E sa che ogni volta che lo stato si erge a “tutore morale” dell’economia, ci si mette di nuovo sulla china del paternalismo autoritario, la forma più gassosa e quindi più pericolosa di fascismo.
Il liberalismo, invece, è il contrario di ogni paternalismo politico: è fiducia nell’adulto, nel cittadino, nell’imprenditore, nel rischio.
Per questo, oggi, l’unico atto liberale possibile è difendere il diritto delle banche — sì, proprio loro, i “mostri del capitalismo” — a non essere saccheggiate da uno Stato fallito e nostalgico del potere assoluto.

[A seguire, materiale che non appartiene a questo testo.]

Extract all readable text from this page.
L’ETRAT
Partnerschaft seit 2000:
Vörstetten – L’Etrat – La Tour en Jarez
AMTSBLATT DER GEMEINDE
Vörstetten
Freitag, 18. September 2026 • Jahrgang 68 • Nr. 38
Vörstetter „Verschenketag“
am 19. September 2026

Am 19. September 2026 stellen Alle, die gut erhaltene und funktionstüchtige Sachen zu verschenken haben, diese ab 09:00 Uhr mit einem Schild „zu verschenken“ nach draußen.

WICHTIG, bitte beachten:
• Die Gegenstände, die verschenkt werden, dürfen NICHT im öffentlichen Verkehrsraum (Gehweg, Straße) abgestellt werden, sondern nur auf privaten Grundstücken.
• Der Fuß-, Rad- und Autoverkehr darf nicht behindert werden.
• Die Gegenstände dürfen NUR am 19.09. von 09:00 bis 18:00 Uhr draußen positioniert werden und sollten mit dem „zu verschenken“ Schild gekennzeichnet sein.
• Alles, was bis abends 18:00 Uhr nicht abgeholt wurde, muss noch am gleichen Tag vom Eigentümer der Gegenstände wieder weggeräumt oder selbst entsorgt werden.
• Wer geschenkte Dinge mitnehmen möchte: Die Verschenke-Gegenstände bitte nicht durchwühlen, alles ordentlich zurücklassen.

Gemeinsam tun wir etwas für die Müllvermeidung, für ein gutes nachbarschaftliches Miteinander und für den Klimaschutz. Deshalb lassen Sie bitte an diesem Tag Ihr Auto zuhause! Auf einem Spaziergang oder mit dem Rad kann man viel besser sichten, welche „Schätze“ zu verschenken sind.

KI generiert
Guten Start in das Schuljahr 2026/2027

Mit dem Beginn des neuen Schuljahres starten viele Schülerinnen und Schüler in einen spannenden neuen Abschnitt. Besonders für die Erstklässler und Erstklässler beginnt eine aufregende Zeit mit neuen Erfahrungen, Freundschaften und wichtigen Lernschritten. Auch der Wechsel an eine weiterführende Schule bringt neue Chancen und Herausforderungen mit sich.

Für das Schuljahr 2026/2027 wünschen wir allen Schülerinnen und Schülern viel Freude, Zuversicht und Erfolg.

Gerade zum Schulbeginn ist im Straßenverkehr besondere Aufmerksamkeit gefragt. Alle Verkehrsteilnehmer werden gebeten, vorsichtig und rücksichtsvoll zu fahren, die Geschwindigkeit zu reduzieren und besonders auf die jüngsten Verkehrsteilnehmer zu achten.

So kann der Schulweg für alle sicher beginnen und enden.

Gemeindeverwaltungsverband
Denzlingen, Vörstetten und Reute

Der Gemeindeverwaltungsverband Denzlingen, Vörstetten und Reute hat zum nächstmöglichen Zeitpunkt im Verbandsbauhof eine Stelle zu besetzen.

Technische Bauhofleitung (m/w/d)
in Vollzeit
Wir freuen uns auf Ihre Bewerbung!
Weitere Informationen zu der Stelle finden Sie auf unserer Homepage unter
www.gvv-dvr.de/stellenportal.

Perché senza libertà economica non c’è libertà civile. E ovviamente vale anche la reciproca.
Che resta invece? Solo nuovi padri, nuove tasse e la solita vecchia vergogna italiana: quella di voler essere liberi, ma solo a patto che qualcuno ci tenga per mano.
Carlo Gambescia
(*) Cfr. J. Pirenne, Storia universale. Dalle origini alle conquiste dell’Islam, Sansoni Editore, Firenze 1972, vol. I, pp. 34-36. Pirenne, da inguaribile ottimista, vi scorge tracce di liberalismo (leggi uguali per tutti, uso dei contratti e di una quasi moneta, flussi commerciali intra e inter-mesopotamici, eccetera).
(**). Non esageriamo. E’ esistita veramente. Per una rapida informazione si legga qui: https://it.wikipedia.org/wiki/Madonna_del_manganello .
(***) Si vedano C. Cavour, Scritti di economia (1835-1850) , a cura di F. Sirugo, G. Feltrinelli, Milano 1962. Per una rapida scorsa al suo pensiero economico a cura di di G. Rumi e R. Balzani, C. Cavour, I due progressi. Risorgimento politico e riscatto economico, Biblioteca del Pensiero Liberale, Atlantide, Roma 1995.